In this study, the research team set out to determine how the cell specifically controls that final step–fusion of the glucose storage vesicles and the cell’s outer membrane. To do this, they went looking for Akt2 substrates–other proteins that Akt2 acts upon. Through phosphoproteomics and RNA interference (RNAi)-based functional analyses, they came upon a protein they called CDP138. Then, to pinpoint its exact function, they genetically dampened CDP138 in live fat cells. As a result, the researchers found that this previously unknown protein is required for optimal insulin-stimulated GLUT4 transport to the cell surface and fusion of GLUT4-containing vesicles with the membrane. Through these functions, CDP138 was also required for glucose transport in live fat cells. Drilling deeper, the team also identified the exact part of the CDP138 protein that is chemically modified by Akt2 and showed that, without that region, CDP138 was unable to carry out its function.

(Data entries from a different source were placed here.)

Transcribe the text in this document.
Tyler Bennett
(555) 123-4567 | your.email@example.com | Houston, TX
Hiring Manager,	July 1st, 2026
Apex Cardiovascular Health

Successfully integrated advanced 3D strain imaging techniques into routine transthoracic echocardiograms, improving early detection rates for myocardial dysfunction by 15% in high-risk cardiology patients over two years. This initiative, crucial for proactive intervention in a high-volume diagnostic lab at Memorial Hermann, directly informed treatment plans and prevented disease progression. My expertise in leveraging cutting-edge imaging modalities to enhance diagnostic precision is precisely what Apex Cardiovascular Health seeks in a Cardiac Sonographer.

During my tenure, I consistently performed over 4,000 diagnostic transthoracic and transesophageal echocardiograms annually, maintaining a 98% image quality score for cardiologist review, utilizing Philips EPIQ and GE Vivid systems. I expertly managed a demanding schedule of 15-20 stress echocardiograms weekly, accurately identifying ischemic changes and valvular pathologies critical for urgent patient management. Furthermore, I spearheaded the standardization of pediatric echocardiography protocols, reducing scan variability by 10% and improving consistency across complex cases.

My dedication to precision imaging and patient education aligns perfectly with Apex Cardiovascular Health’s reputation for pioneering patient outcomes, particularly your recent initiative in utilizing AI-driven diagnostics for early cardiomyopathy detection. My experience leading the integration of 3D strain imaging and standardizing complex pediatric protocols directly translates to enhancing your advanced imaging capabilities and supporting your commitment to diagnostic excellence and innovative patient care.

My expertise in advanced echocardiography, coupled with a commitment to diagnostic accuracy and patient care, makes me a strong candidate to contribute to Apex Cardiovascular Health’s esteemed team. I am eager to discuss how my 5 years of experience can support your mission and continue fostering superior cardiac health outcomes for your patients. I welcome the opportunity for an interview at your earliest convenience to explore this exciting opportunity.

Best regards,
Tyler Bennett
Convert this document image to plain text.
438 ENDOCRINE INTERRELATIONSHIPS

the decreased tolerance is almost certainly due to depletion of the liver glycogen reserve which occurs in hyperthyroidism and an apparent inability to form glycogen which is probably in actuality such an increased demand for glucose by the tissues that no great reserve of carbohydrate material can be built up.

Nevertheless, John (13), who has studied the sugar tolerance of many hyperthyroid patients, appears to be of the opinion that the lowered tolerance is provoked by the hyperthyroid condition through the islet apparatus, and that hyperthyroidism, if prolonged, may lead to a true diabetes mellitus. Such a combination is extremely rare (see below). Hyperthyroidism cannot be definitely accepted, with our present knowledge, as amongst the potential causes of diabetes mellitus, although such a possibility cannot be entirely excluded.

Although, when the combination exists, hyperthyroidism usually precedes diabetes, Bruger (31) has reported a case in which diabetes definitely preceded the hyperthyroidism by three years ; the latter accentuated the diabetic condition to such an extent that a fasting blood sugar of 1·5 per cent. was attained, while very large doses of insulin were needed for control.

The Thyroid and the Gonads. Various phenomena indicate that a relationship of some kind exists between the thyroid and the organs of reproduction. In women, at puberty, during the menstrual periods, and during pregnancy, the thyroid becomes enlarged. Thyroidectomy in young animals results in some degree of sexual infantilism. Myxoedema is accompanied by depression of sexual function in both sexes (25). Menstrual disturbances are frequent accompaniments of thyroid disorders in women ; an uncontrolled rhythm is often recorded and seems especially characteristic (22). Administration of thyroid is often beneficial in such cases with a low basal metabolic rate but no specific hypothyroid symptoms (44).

It’s possible that CD138 contributes to diabetes in humans. Preliminary experiments suggest that mice engineered to be obese have lower CD138 levels than normal mice. It remains to be seen whether this is the case in humans and whether CD138′s correlation with obesity is a cause of obesity or an effect–or simply a correlation.

“We are now generating a mouse model that lacks CD138,” Dr. Jiang said. “Over the next year, we’ll be looking to see if these mice experience changes in their glucose metabolism in response to insulin and exercise.”